CHARLIE McAVOY is among the Bruins players who feel responsible for the team firing Montgomery. They know it was avoidable had they played better. And while there are many reasons Boston has struggled to start the season, it was Montgomery who took the fall.

For McAvoy, he knows it’s more than the Bruins rediscovering their identity to make them a tough opponent again, it’s what he can do to help get this team back on track.

“I know that my biggest thing is I have to show up with the joy and the passion every single day. And I’ve certainly been trying to do that more so recently,” he said Wednesday. “And then I just have to be assertive and play. And those are the things that I’ve been trying to do. I’m trying to skate, use my legs, and I’ll drag guys into the fight. And that’s more of something that this team needs to do mentally. We need to be mentally tougher.

“It’s not just going to go your way every single night. So that’s one thing identified and more guys dragging each other into the fight here,” McAvoy added. “I think that’s how you can really build the closeness of a group accountability aspect. But two, is just pulling the best out of each other. We need to get back to making each other the best version of ourselves every single day.”
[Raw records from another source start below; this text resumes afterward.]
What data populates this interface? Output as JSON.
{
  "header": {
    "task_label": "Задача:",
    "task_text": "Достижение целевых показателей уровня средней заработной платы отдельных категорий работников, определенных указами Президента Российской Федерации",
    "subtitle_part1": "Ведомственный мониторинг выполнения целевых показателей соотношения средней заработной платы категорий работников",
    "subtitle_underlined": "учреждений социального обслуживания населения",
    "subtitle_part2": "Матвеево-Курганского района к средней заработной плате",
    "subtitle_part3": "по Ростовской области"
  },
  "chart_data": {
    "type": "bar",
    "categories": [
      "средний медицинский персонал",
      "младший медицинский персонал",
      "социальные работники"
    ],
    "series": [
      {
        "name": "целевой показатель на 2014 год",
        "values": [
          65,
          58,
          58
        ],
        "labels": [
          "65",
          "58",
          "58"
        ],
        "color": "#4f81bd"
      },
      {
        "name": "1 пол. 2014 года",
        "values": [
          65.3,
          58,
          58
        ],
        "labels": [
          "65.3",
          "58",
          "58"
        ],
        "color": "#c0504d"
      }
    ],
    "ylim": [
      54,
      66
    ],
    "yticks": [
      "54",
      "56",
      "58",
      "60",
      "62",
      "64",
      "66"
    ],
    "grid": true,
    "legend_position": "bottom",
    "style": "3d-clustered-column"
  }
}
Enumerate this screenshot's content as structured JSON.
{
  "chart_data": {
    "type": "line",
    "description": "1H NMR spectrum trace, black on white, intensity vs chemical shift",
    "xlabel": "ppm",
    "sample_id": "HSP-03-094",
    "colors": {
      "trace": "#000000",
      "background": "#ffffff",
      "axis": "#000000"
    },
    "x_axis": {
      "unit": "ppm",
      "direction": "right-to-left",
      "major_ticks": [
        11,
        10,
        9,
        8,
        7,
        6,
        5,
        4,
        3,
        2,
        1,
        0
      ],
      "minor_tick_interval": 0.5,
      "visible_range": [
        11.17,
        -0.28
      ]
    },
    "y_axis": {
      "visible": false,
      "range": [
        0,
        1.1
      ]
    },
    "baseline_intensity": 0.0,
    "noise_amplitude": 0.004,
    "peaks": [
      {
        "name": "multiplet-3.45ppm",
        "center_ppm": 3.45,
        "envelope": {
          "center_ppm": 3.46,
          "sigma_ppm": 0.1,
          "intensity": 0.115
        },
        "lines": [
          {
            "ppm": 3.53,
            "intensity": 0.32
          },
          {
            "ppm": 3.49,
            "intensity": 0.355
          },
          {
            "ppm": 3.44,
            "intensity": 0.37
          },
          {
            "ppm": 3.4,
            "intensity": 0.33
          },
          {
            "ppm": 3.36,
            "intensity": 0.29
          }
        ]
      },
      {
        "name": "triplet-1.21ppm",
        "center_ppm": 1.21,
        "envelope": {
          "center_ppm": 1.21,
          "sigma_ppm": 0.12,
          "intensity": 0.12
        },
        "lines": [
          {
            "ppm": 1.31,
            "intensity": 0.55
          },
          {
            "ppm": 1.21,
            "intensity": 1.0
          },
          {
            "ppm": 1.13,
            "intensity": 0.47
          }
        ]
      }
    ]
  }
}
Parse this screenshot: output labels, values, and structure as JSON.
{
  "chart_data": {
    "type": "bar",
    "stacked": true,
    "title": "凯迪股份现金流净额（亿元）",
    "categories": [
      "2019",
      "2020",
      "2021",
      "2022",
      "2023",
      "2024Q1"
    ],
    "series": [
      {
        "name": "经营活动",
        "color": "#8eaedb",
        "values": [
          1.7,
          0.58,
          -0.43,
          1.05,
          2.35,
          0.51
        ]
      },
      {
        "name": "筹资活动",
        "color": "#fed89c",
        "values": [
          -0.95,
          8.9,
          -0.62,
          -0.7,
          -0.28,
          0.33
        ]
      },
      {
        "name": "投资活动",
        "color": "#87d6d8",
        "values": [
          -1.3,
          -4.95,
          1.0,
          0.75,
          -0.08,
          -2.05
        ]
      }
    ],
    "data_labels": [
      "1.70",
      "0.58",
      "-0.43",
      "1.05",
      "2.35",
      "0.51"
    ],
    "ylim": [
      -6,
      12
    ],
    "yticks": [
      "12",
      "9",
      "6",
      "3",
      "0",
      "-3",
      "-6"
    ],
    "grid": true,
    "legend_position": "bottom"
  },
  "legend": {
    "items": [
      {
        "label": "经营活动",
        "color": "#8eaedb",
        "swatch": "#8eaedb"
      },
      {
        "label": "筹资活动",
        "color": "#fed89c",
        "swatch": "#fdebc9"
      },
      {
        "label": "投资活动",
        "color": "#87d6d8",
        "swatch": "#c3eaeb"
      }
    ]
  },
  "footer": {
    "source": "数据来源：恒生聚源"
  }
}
McAvoy is among the longest-tenured players on the Bruins, is an alternate captain, and looked at as a leader in the dressing room. He can’t exactly pinpoint where things went so wrong – whether it was a disjointed camp or injuries the team faced early on – but instead is focused on how they can turn a new leaf.

“It’s really time to step up and work,” McAvoy said. “The only way to get out of this is to work our way out of it. And that’s compete, that’s accountability, and that all starts in practice. The game is the privilege. The games, the fun part, where you get to show up and play in front of the great fans, that’s the most special thing about it. The work is what we have to put in every single day. And today was a good first step.”

The blueliner knows he’s someone who needs to step up his game if he and the team want to be in the playoff hunt. McAvoy believes Sacco can help lead the charge because he understands what the standard is for the Bruins. But even though there’s a new voice in charge, McAvoy knows as a team they need to stick together to get out of this slump.

“That’s part of our overlying theme here that we’re going to rediscover moving forward is just, it’s all about working,” the defenseman said. “We can control our work ethic. We can control our pace every single day. Whether you got the legs or not, you control how hard you work, and that was something that we need to get back to, that we will get back to, controlling our compete level and being that Bruins team that no one wants to play.”